De façon générale, les pays les plus peuplés et les plus développés sur le plan économique ont plus de chance de trouver à l’intérieur de leurs frontières les collaborateurs potentiels, de telle sorte que moins le pays est important en termes de production scientifique, plus son taux de collaboration internationale tend à être élevé. Ainsi, des pays de moins de 100 millions d’habitants comme le Royaume-Uni, la France et le Canada ont des taux de collaboration internationale beaucoup plus élevés que celui des États-Unis ou de la Chine par exemple. Si l’on se place au niveau continental, on voit bien que les pays les moins équipés sur le plan scientifique sont ceux qui dépendent le plus de collaborateurs étrangers . Ainsi, en 2019, près des deux tiers des publications ayant au moins un auteur d’Afrique ou d’Océanie sont écrites en collaboration avec un ou des auteurs d’un autre continent. La forte attraction du continent américain fait qu’un peu plus de 40 % des publications émanant de ce continent sont écrites avec des collaborateurs d’au moins un autre continent, le plus fréquent étant l’Europe. À l’inverse, les pays d’Asie sont beaucoup moins enclins à collaborer, seulement un quart de leurs publications étant signées avec des chercheurs d’un autre continent.

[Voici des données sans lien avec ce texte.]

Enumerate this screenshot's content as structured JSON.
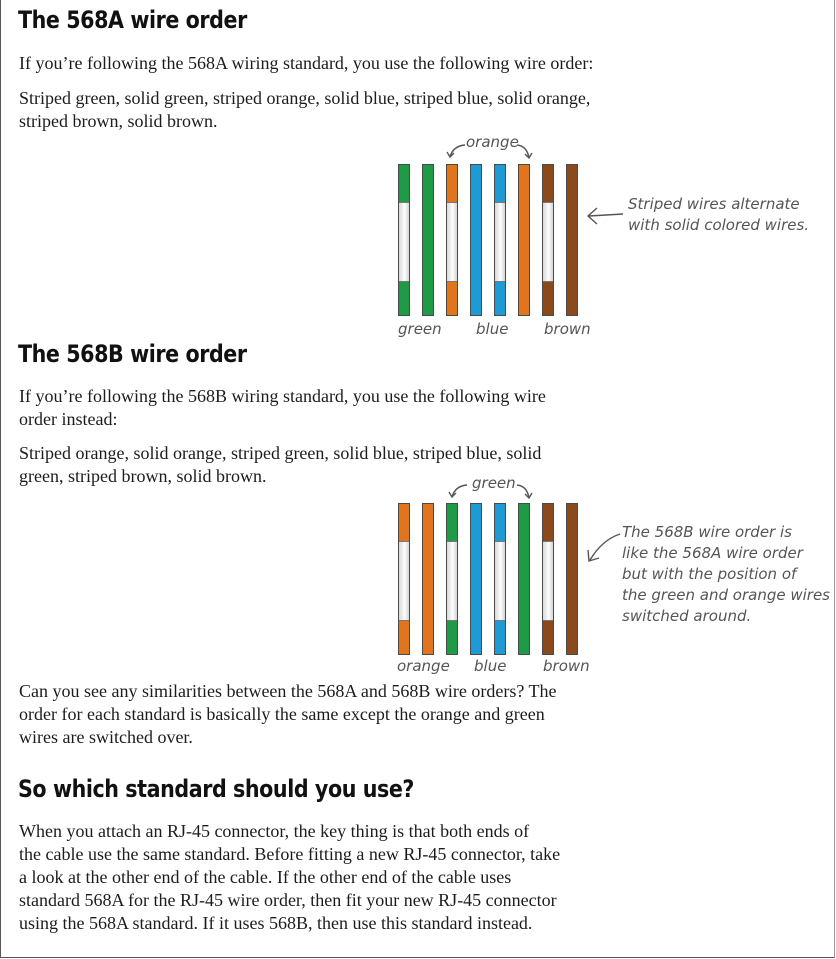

Pour les périodes 2000-2009 et 2010-2019, les liens asymétriques de collaboration scientifique entre continents se déplacent vers le continent asiatique. Ainsi, l’Afrique et l’Océanie ont accru leurs liens entre eux et avec l’Asie. Dans le cas de l’Afrique, cela s’est fait au détriment de l’Europe. Le fait que l’Europe pèse en gros le double de l’Amérique dans ses relations avec l’Afrique est bien sûr le reflet d’anciennes relations coloniales. La forte croissance des liens de l’Afrique avec l’Asie au cours des années 2010 suggère un déplacement des liens de dépendance de l’Europe vers la Chine. Le rôle de plus en plus important de l’Asie dans la décennie 2010-2019 est aussi visible dans le fait que l’Amérique a également accru ses liens avec ce continent au détriment de l’Europe, tout comme cette dernière a accru ses liens avec l’Asie au détriment de l’Amérique. Quant à l’Asie, elle n’a pas vraiment modifié ses liens avec l’Europe et l’Amérique au cours des deux premières décennies du xxie siècle, signe que ces deux continents demeurent centraux sur le plan scientifique. Elle a cependant accru ses liens de collaboration avec l’Afrique et l’Océanie.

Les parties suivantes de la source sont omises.